Бобров помолчал, потом спросил:

– У тебя с Бритвиным что-то было?

«Нормальная реакция – не «кагэбэшника», а мужика. Любящего мужика».

– Нет, – покачала головой она. – Абсолютно ничего у нас с ним не было. Мы были просто коллеги. Даже друзьями нас не назовешь.

– Мне очень жаль, – сказал Бобров. Помолчал, добавил: – Но то, что он говорил, похоже на правду.

– Господи! – выдохнула она. – Но тогда мне надо бежать оттуда!

– Зачем? – спокойно спросил Миша.

– Но… Они же могут… Могут тогда – меня… Как Диму… – Она не смогла выговорить слово «убить».

– Если ты уволишься, – рассудительно проговорил Бобров, – ничего не изменится. Наоборот, у них возникнут подозрения… Сильные подозрения…

– Ты думаешь, Диму… Убили… Они?.. – Пока мы ничего не знаем.
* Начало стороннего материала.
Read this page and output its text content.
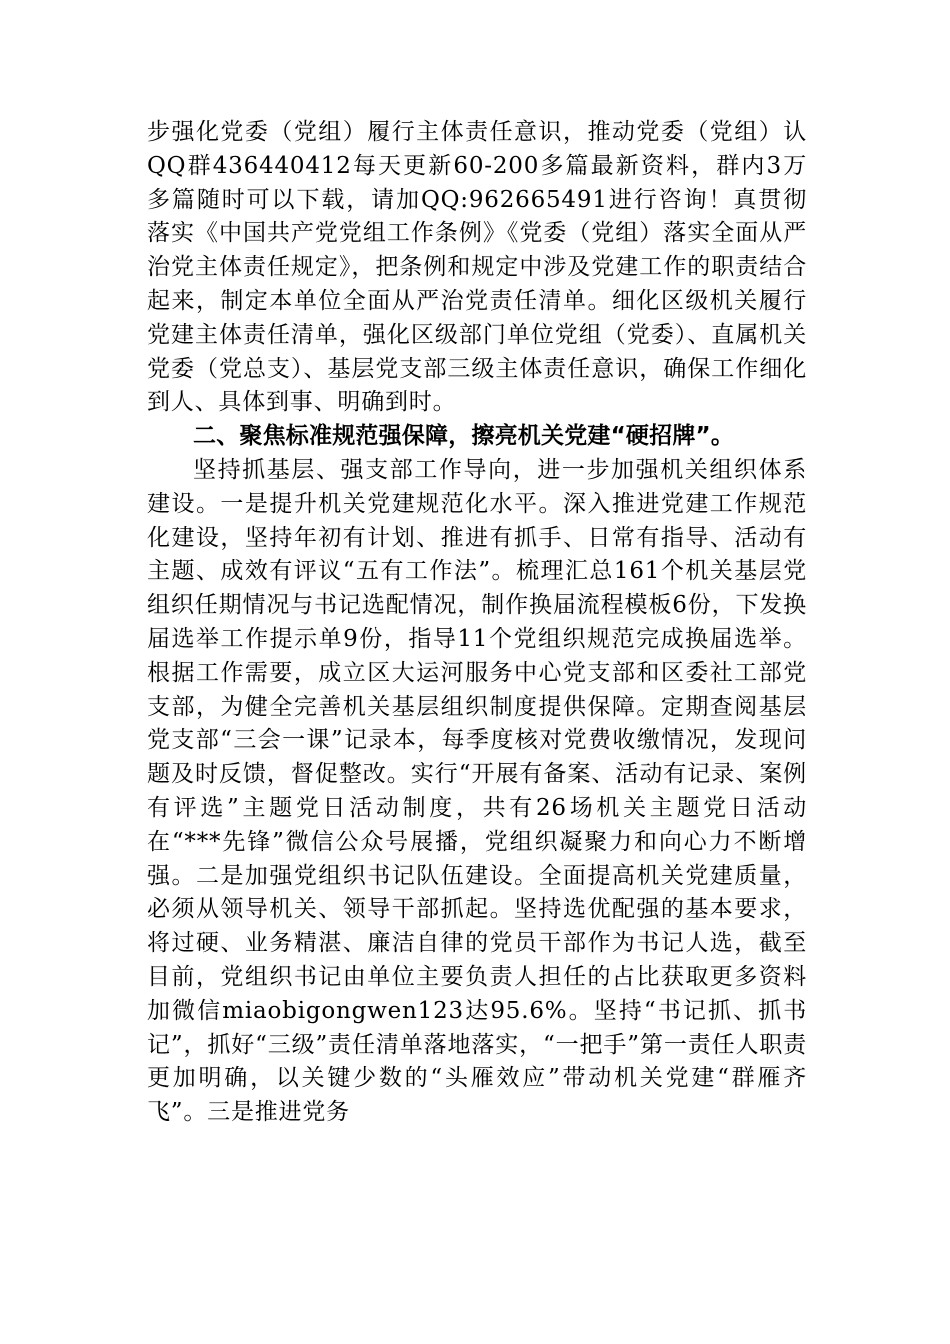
步强化党委（党组）履行主体责任意识，推动党委（党组）认QQ群436440412每天更新60-200多篇最新资料，群内3万多篇随时可以下载，请加QQ:962665491进行咨询！真贯彻落实《中国共产党党组工作条例》《党委（党组）落实全面从严治党主体责任规定》，把条例和规定中涉及党建工作的职责结合起来，制定本单位全面从严治党责任清单。细化区级机关履行党建主体责任清单，强化区级部门单位党组（党委）、直属机关党委（党总支）、基层党支部三级主体责任意识，确保工作细化到人、具体到事、明确到时。

二、聚焦标准规范强保障，擦亮机关党建“硬招牌”。

坚持抓基层、强支部工作导向，进一步加强机关组织体系建设。一是提升机关党建规范化水平。深入推进党建工作规范化建设，坚持年初有计划、推进有抓手、日常有指导、活动有主题、成效有评议“五有工作法”。梳理汇总161个机关基层党组织任期情况与书记选配情况，制作换届流程模板6份，下发换届选举工作提示单9份，指导11个党组织规范完成换届选举。根据工作需要，成立区大运河服务中心党支部和区委社工部党支部，为健全完善机关基层组织制度提供保障。定期查阅基层党支部“三会一课”记录本，每季度核对党费收缴情况，发现问题及时反馈，督促整改。实行“开展有备案、活动有记录、案例有评选”主题党日活动制度，共有26场机关主题党日活动在“***先锋”微信公众号展播，党组织凝聚力和向心力不断增强。二是加强党组织书记队伍建设。全面提高机关党建质量，必须从领导机关、领导干部抓起。坚持选优配强的基本要求，将过硬、业务精湛、廉洁自律的党员干部作为书记人选，截至目前，党组织书记由单位主要负责人担任的占比获取更多资料加微信miaobigongwen123达95.6%。坚持“书记抓、抓书记”，抓好“三级”责任清单落地落实，“一把手”第一责任人职责更加明确，以关键少数的“头雁效应”带动机关党建“群雁齐飞”。三是推进党务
А хотелось бы узнать. И хотелось бы, чтобы ты нам помогла.

– Что?!

– Да. Почему бы тебе, Женечка, хоть раз не помочь родному государству? Тем более – дело-то благородное…

– Помочь?! Государству?!

«Что за бред, что за чушь он несет!»

– Ты что, Миша? Ты же меня под пулю подставляешь, Бобров! Под нож! И тебе меня не жалко?!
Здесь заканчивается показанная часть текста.